No sé lo suficiente para intentar escribir algo valioso sobre música, pero en cambio podría haberlo intentado sobre el dolor, y nunca lo he hecho. Volví a pensar en esto un día cualquiera de esta semana —pongamos que hablo del sábado—, que me caí entrenando a la mañana. Me resbalé, me fui al piso y un poco me dolió, aunque no me hice nada serio. Me dolió lo suficiente como para volver a pensar en el dolor verdadero que sí conozco, el dolor crónico y denso que me provocó durante años, de manera más o menos intermitente (y que cada tanto vuelve a asomar la cabeza, aunque ahora lo tenga más dominado a fuerza de, justamente, entrenar), el ángulo de casi sesenta grados que tengo en la columna. Las veces que intenté describirles a mis amigas el dolor del nervio ciático empleé una estrategia muy parecida a la de Ross: se empieza por describir la parte más terrenal del asunto, la que puede ser reducida a datos concretos. Es un dolor que recorre la pierna, que se siente como si te clavaran agujas en el huesito dulce pero también en algún lugar aleatorio de la pantorrilla o el muslo, un lugar que se siente preciso pero que una vez que lo vas a buscar con un masaje se escabulle como arena entre los dedos. Es un dolor que ocupa toda la conciencia: no te deja pensar, ni siquiera pensar en que te duele.
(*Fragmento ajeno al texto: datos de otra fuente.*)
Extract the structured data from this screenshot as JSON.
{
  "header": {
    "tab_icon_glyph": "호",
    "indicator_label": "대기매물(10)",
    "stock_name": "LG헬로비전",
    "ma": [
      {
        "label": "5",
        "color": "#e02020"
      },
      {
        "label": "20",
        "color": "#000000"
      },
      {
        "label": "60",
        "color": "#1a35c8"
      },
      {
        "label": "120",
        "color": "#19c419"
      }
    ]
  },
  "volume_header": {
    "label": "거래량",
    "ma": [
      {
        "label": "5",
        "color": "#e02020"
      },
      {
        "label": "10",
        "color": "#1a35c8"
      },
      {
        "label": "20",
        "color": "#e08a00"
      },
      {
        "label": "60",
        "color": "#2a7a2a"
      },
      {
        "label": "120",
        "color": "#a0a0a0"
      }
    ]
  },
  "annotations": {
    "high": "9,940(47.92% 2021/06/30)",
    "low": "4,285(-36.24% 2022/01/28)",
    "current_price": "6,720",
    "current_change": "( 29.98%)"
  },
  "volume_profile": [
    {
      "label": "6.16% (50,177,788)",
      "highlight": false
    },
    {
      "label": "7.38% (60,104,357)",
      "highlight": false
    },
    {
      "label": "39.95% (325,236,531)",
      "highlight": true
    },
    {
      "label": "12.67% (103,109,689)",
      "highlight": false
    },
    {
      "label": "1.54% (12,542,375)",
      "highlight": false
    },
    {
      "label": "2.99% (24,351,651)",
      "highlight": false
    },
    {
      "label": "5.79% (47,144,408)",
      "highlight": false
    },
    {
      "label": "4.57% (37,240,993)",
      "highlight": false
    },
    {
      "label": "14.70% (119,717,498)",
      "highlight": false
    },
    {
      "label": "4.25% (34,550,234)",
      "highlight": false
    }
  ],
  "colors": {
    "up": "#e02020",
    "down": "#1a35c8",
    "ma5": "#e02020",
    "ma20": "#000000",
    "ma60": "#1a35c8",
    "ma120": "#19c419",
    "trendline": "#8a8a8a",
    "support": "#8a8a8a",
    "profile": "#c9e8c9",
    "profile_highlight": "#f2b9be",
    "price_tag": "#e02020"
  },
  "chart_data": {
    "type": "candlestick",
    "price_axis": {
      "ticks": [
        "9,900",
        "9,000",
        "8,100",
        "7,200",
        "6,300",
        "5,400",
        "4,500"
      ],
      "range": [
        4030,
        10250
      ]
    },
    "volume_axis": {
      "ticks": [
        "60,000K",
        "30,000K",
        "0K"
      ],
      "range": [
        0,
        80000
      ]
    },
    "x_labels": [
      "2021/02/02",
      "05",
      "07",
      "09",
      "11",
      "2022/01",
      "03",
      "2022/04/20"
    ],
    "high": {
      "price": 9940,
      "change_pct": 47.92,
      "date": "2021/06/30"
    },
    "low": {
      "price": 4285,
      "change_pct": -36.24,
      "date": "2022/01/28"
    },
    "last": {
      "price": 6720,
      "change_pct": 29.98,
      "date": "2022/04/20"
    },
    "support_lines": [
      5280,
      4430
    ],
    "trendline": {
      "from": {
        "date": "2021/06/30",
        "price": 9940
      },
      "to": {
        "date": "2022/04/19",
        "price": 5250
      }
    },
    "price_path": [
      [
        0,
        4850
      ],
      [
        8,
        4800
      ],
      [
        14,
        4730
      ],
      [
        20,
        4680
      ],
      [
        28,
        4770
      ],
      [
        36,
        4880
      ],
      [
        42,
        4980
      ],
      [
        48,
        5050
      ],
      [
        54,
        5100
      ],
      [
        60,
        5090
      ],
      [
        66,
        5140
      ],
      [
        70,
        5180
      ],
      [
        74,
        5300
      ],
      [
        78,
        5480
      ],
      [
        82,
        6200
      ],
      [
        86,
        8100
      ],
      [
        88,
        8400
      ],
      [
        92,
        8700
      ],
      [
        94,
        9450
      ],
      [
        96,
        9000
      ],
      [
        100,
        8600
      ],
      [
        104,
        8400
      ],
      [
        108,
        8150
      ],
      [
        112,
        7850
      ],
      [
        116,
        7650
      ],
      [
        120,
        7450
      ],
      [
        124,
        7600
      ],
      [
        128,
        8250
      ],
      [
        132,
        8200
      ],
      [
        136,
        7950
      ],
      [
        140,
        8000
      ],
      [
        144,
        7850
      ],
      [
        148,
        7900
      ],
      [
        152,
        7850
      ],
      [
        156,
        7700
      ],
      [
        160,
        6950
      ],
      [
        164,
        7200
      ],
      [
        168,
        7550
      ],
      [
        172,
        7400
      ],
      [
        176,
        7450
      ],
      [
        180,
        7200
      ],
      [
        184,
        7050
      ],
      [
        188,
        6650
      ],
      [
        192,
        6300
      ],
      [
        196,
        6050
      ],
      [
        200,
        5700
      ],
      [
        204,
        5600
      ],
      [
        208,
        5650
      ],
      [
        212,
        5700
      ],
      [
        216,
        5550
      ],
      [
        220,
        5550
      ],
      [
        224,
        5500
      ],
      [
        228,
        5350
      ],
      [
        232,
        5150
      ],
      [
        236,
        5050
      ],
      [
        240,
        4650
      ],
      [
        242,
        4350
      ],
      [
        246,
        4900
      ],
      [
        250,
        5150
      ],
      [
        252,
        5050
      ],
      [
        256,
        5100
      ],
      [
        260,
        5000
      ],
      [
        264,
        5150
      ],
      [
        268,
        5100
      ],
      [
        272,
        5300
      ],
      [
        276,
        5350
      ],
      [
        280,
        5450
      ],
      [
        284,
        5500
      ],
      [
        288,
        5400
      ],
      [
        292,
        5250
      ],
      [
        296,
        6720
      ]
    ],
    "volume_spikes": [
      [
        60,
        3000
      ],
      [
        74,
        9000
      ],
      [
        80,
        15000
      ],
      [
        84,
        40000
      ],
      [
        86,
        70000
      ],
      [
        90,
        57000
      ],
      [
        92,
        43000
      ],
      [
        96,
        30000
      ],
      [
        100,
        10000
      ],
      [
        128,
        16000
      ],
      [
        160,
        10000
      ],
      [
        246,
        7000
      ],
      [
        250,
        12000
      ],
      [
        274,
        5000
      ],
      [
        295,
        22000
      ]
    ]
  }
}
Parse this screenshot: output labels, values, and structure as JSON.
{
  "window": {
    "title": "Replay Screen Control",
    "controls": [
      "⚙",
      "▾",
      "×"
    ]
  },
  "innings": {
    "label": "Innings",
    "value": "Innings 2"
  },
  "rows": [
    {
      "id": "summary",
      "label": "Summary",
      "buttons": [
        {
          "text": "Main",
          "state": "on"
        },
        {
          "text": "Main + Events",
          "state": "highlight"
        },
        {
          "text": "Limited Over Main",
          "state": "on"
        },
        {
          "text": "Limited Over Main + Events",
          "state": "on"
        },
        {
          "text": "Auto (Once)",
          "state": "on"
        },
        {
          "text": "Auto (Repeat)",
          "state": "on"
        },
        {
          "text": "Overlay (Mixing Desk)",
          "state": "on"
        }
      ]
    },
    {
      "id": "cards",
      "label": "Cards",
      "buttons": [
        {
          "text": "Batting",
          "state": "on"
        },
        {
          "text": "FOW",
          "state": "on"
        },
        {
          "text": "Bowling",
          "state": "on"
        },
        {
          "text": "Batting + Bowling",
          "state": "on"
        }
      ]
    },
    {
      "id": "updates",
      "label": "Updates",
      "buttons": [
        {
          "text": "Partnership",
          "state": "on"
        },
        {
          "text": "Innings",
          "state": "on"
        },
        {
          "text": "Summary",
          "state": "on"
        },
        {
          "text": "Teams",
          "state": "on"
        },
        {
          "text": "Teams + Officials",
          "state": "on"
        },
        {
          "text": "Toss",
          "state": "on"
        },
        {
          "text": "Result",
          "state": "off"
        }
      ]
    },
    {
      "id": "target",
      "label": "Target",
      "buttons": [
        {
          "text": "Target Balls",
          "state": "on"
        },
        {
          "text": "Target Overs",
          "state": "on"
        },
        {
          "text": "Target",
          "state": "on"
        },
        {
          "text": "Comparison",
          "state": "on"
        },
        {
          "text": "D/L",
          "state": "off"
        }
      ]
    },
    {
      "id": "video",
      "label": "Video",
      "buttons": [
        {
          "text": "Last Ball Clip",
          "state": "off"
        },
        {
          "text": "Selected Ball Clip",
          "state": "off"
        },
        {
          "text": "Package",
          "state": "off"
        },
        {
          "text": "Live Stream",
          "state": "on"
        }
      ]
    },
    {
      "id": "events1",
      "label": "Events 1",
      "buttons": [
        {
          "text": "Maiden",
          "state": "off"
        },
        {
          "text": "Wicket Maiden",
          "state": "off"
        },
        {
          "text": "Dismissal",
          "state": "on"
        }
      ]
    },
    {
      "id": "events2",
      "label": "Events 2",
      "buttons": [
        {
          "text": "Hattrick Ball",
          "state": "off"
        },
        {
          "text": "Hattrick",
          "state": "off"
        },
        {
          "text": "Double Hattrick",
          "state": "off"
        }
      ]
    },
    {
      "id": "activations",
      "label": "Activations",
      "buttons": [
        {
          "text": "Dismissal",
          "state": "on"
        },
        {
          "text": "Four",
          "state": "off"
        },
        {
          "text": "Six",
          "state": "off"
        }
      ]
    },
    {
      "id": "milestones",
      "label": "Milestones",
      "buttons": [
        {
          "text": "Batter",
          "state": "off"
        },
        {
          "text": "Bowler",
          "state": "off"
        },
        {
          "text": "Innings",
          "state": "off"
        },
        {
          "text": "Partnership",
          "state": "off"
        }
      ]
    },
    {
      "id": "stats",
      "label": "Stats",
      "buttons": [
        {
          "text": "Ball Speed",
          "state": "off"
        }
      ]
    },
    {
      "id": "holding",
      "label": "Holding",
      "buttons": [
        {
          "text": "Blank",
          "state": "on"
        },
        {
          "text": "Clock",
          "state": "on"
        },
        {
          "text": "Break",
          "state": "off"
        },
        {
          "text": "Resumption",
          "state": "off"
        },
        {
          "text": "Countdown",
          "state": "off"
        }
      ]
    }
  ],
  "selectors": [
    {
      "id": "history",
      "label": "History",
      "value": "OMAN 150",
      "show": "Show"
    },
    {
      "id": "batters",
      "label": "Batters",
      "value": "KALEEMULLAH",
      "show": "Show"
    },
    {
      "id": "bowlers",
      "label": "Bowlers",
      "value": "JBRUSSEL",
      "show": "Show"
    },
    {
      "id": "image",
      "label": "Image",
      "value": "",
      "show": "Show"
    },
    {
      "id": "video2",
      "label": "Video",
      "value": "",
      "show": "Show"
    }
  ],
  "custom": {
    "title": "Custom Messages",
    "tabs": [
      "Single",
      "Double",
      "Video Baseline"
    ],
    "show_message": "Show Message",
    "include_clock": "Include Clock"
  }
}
En parte creo que es porque no te deja ni siquiera sentarte, pero no es solo eso: es también la sensación de no poder localizar el dolor —distinto de lo que sucede, por ejemplo, con una herida o un dolor muscular— que lo hace sentir como un acontecimiento tan rebosante, tan capaz de cubrir todos los bordes de la realidad.   

Hay dos cosas buenas de ese dolor: primero, que conocerlo hace que de verdad todos los demás dolores —las frutillas y la contractura que me hice en el parque— duelan apenas como un recuerdo, como fragmentos a través de los que una puede hacer pasar una vida, una serie, una traducción, una conversación telefónica. La otra, y también lo digo muy en serio, es que al menos en mi caso me dejó una conexión indisoluble entre el dolor físico y la pausa de la angustia. Incluso el otro día, con esos dolores a medias, sentí por un rato largo el descanso de la neurosis. El dolor físico cansa: sufrir el cuerpo es una experiencia agotadora, y en mi experiencia el cansancio es el paraíso del neurótico (tanto que ayer, cuando a las dos o tres horas me empecé a sentir mejor, le escribí a una amiga que ya estaba para ir al parque a caerme de vuelta). Quizás esa es una característica de mi historia con el dolor; hace muchos años que sé que mis opciones son la columna que tengo o una barra de titanio, y que ninguna de las dos alternativas te puede prometer el “pare de sufrir”. Pienso que puede ser distinto para quien atraviesa un dolor que indica algo cada vez más peligroso, antes que algo crónico y relativamente conocido; y que seguramente es muy diferente, también, la experiencia de quien siente dolor hoy a causa de la enfermedad del momento, un virus tan saturado de información, palabras e incertidumbre que dudo que incluso en el peor momento te permita esa plenitud no verbal de la que hablaba yo al principio. Recuerdo otra idea sobre la que leí hace poco, la idea del claro del bosque de la que habla la filósofa María Zambrano en un libro que se llama justamente así, Claros del bosque. La cito, porque no hay palabras mejores que las que ella elige para contar esto: “Y queda la nada y el vacío que el claro del bosque da como respuesta a lo que se busca. (...)Ya que parece que la nada y el vacío (...) hayan de estar presentes o latentes de continuo en la vida humana. Y para no ser devorado por la nada o por el vacío haya que hacerlos en uno mismo, haya a lo menos que detenerse, quedar en suspenso, en lo negativo del éxtasis. Suspender la pregunta que creemos constitutiva de lo humano”. La mística siempre me costó, pero pensándola así siento que la entiendo: la música y el dolor de cuerpo como maneras de hacerle lugar a la nada dentro de una misma, para que la nada no te devore.